Le cas de la catastrophe écologique dans le Golfe du Mexique en 2010, avec l'explosion de la plateforme pétrolière de BP, a amené de nombreux spécialistes à conclure à un défaut de gouvernance. Une gouvernance à œil unique, avec un conseil d'administration constitué uniquement des dirigeants et de spécialistes du management dont l'analyse et l'angle de vue purement gestionnaire, a insuffisamment pris en compte les risques écologiques et industriels. Il est évident dans cette affaire, que si les parties prenantes concernées : salariés, clients, l'Etat, les spécialistes de l'environnement avaient eu un rôle au sein de BP les risques encourus auraient été davantage repérés et des actions de correction mises en œuvre.

 

Ainsi selon la norme ISO 26 000, « l’objectif du dialogue entre une organisation et une ou plusieurs de ses parties prenantes est d’éclairer les décisions de l’organisation ».

C'est très intéressant parce que l'on est avec cette vision RSE sur un changement de paradigme. Ce qui s'observait dans le monde de l'entreprise c'est une montée de la pensée gestionnaire avec des notions d'optimisation, d'amélioration de la marge, d'enlever « le gras » inutile ou moins performant, pour une efficacité immédiate, court-termiste, on est aujourd'hui dans une vision beaucoup plus systémique et à long terme.

Est-ce que la RSE concerne les petites et moyennes entreprises ?

RSE

Du côté des petites et moyennes entreprises, l'implication dans une démarche RSE reste encore timide.

Le degré d'implication de ces sociétés dans la RSE dépend très fortement de l'investissement du dirigeant et de sa motivation. Les principaux freins évoqués à la mise en place d'une politique RSE sont le manque de temps ou d'information et le manque d'appui public.

 

La RSE reste pertinente et intéressante, même quand on est une PME.

 

S'engager dans une démarche RSE amène une réflexion globale qui invite à donner une vision à son action, à définir ses valeurs, les lignes phares de son engagement et les mesures concrètes pour les mettre en œuvre.

 

Cette mutation vers une entreprise plus responsable va présenter de nombreux atouts autant en interne avec ses salariés, qu'à l'externe pour ses clients.

 

    en interne : Effets positifs sur les salariés

 

Implication des collaborateurs et productivité

 

La démarche RSE imprègne les conditions de travail dans l’entreprise encourageant l’implication des collaborateurs et favorisant ainsi la productivité de l’entreprise.

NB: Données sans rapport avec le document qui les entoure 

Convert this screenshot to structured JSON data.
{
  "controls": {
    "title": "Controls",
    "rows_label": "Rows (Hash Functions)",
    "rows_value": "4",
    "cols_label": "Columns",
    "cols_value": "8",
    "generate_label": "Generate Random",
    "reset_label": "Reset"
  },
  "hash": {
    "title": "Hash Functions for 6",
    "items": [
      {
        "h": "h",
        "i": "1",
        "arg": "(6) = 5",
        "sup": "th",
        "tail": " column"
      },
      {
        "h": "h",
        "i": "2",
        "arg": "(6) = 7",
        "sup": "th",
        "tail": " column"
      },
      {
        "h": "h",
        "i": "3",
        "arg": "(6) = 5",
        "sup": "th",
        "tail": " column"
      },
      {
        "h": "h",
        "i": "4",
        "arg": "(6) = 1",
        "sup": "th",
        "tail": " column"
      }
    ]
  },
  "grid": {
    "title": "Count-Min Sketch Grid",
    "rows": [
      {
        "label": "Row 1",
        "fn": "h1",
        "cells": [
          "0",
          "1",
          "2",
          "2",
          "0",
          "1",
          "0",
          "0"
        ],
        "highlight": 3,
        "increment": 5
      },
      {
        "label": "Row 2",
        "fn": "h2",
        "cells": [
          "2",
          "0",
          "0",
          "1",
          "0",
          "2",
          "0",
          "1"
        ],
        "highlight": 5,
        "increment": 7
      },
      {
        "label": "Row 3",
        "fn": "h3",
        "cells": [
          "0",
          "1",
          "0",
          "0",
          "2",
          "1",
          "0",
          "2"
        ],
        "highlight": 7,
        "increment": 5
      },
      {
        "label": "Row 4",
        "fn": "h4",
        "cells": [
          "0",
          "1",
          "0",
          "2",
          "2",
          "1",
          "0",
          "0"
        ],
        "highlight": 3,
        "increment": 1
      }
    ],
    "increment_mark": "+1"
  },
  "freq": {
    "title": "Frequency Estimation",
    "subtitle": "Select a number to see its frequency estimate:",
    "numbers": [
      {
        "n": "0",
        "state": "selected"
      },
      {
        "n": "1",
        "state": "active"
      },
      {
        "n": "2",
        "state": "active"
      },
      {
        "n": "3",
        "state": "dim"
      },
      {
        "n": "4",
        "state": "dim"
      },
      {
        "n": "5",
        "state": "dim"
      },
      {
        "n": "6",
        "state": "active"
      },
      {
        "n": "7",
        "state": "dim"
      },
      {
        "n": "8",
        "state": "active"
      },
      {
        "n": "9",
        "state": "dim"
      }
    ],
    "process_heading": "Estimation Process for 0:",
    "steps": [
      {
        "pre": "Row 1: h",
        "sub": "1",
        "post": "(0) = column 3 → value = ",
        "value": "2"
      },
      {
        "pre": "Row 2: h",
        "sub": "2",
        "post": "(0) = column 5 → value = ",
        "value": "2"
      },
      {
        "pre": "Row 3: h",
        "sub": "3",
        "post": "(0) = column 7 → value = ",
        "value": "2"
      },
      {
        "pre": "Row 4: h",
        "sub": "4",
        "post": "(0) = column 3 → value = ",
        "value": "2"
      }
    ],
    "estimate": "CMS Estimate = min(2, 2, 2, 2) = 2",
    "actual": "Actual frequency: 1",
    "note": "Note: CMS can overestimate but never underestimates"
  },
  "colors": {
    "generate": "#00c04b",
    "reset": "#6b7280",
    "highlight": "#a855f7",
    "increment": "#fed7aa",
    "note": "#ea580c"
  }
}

Le sentiment que leur travail a une portée bénéfique sur l’environnement va redonner du sens à l'activité professionnelle réalisée et jouer positivement sur la motivation.

 

La transparence, les valeurs positives, la prise en compte des salariés dans les décisions stratégiques vont faire monter en flèche la confiance des équipes. Cette confiance va donner les moyens à l'entreprise de faire face avec plus de facilité aux crises et imprévus.

 

En externe : Impact positif sur les clients/consommateurs

Aujourd’hui, pour plaire aux consommateurs, il faut avoir une éthique sociale et une production respectueuse de l’environnement. Dans leurs critères d'achat, de plus en plus de consommateurs vont faire jouer le paramètre de durabilité et de production respectueuse de l’environnement et de l'Humain.

Quels conseils pour les entreprises qui voudraient se lancer ? Quel accompagnement proposes-tu ?

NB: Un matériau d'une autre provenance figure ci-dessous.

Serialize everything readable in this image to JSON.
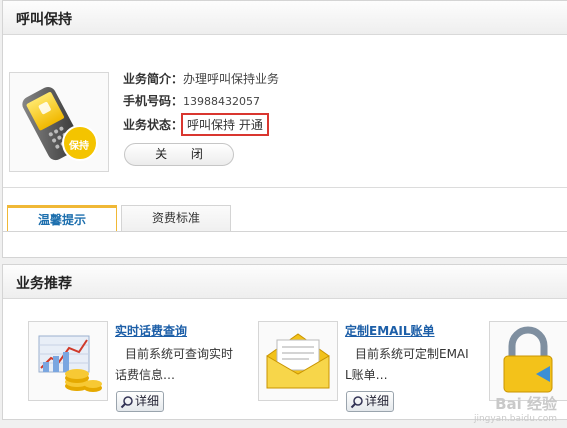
{
  "service_panel": {
    "title": "呼叫保持",
    "intro_label": "业务简介：",
    "intro_value": "办理呼叫保持业务",
    "phone_label": "手机号码：",
    "phone_value": "13988432057",
    "status_label": "业务状态：",
    "status_value": "呼叫保持 开通",
    "close_button": "关 闭",
    "image_badge": "保持",
    "tabs": [
      {
        "label": "温馨提示",
        "active": true
      },
      {
        "label": "资费标准",
        "active": false
      }
    ]
  },
  "recommend_panel": {
    "title": "业务推荐",
    "items": [
      {
        "title": "实时话费查询",
        "desc_line1": "目前系统可查询实时",
        "desc_line2": "话费信息…",
        "button": "详细",
        "icon": "chart-coins-icon"
      },
      {
        "title": "定制EMAIL账单",
        "desc_line1": "目前系统可定制EMAI",
        "desc_line2": "L账单…",
        "button": "详细",
        "icon": "envelope-icon"
      },
      {
        "icon": "lock-icon"
      }
    ]
  },
  "watermark": {
    "text": "Bai 经验",
    "sub": "jingyan.baidu.com"
  },
  "colors": {
    "accent_tab": "#f0b836",
    "link": "#1d5fa8",
    "status_border": "#d9362f"
  }
}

Le plus important selon moi, c'est que la démarche RSE mise en place soit concrète et tangible.

Ne pas se donner d'objectifs de transformation trop ambitieux, mais le faire vraiment !

 

Il n'y a pas de cadre légal sur cette démarche mais seulement une invitation à prendre en considération son impact environnemental et social. Il n'est donc pas nécessaire de se lancer dans une « usine à gaz » difficile à mettre en œuvre par l'organisation et source de travail supplémentaire pour les équipes.

 

Il vaut mieux avoir un vrai axe fort sincère, qui a du sens pour le/la chef d'entreprise et les équipes, que de vouloir faire un saupoudrage inefficace et parfois contre-productif car un sentiment d'artificialité sera ressenti par l'extérieur, mais pire encore par les salariés en interne.

 

Quelques exemples d'engagement portés par des entrepreneurs convaincus : 

 

     Un employeur du bâtiment investi dans l'accueil et l'accompagnement de jeunes en situation de rupture.

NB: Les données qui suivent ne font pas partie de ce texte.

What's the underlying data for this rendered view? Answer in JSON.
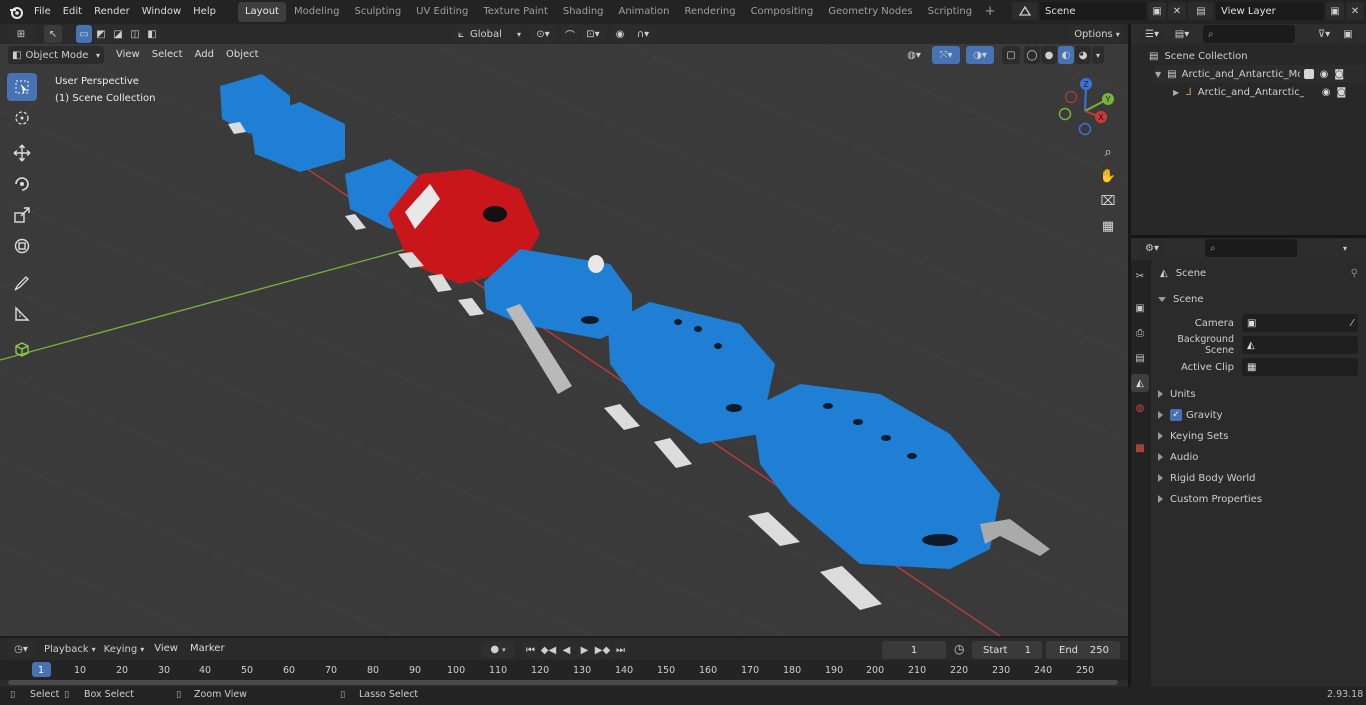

     Un restaurateur qui cuisine avec des produits locaux par souhait de favoriser les circuits courts, le développement de l'agriculture local et de diminuer son impact écologique.

     Une société d'expertise comptable engagée dans une réflexion et des actions internes et externes pour diminuer son impact énergétique autant sur les produits physiques (papier principalement), que dans sa consommation énergétique liée à ses usages numériques (données numériques stockées, envoi de mails,...).

 

C'est aussi de cette façon que votre entreprise pourra localement se démarquer et mettre en avant sa différence. Parfois l'employeur n'a pas conscience de ce qui le caractérise et ce qui fait que son entreprise a une façon qui lui est propre d'être en relation avec son environnement.

 

L'accompagnement proposé par En'Quête de Sens pour engager une démarche RSE à échelle humaine, c'est :

  1.  Clarifier les valeurs qui sous-tendent les actions de l'entreprise. Deux possibilités, soit par une approche centrée sur les valeurs du dirigeant et son envie de les diffuser dans son organisation (voir les exemples présentés plus haut), soit par un travail d'élaboration de valeurs communes avec l'ensemble du collectif de travail. Une réflexion sur la raison d’être de l’entreprise qui va donner le cadre et le fil conducteur des actions à mettre en œuvre.
  2. Repérer les impacts de l'entreprise sur son environnement. Définir les axes d'amélioration prioritaires en fonction des valeurs et proposer des solutions concrètes. Impliquer les parties prenantes afin d'éviter les angles-morts. Grâce à la facilitation, stimuler l'intelligence collective et l'émergence de solutions innovantes et créatives.
  3. Vous accompagner dans le déploiement de votre stratégie de RSE, la mise en place d’un pilotage et d’une communication RSE jusqu’à l’obtention d’un label RSE.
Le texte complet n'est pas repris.